Un día iban hablando precisamente del físico, que si una había adelgazado no sé cuánto, que si otra tenía la barriga no sé cómo y cosas por el estilo. Y Paola tomó la errónea decisión de sincerarse y contarles que siempre había tenido los muslos un poco gorditos, nada grave, pues en las revisiones médicas todos los años entraba dentro del percentil. Entonces a Silvia, que por cierto era una niña extremadamente delgada, se le ocurrió decir: No me extraña, con esos pasteles que te metes por las tardes. Esto le dolió a Paola más que lo del pájaro. Era su madre quien le daba dinero para que se comprara algo. Además, ella sólo comía golosinas los domingos, no como esas niñas que lo hacían todos los días y desde primera hora de la mañana. Mejor sería un pastel traído del obrador que no esas golosinas fabricadas en masa.

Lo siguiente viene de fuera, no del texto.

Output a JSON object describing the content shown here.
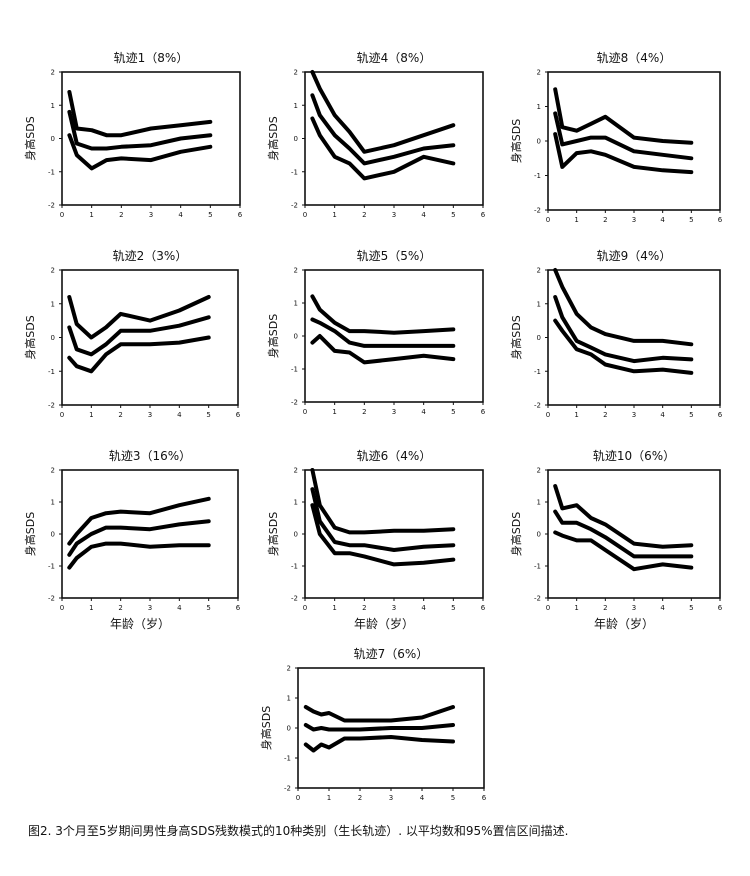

Un tiempo después algo le sucedió. No supimos exactamente cómo llegó a eso. Fue como si hubiera perdido un pedazo de su ser, como si no recordara quién había sido antes. Empezó a vestir igual que esas niñas, a maquillarse y, lo peor de todo, a dejar de comer. Ya no le importaba que la riñeran en el comedor e incluso se mostraba un poco déspota en clase. Su madre se limitó a darle unos papeles sobre la anorexia nerviosa. Era esa la clase de cosas que le incomodaba de ella; en lugar de buscar la raíz del problema lo achacaba todo a causas externas, incluidos males de ojo, y no nos olvidemos de la negra (más adelante sabréis quién es) y del ¡hijoputa de tu padre!

Paola pensaba que al tener mejor tipo y ponerse ropa moderna y maquillaje Joel se fijaría en ella, pero desde su cambio ya no la respetaba igual que antes. Se enteró de que le gustaba porque la veía pintar corazoncitos con su nombre en las tapas de los libros (jamás antes había pintado un libro; era muy cuidadosa) y ya no era simpático con ella. Sus amigas la siguieron apoyando aunque estaban preocupadas. En unos meses volvió a comer normalmente. Su salud no resultó afectada y sólo llegó a perder cinco o seis kilos. Sin embargo, desde entonces ya no volvió a ser la misma.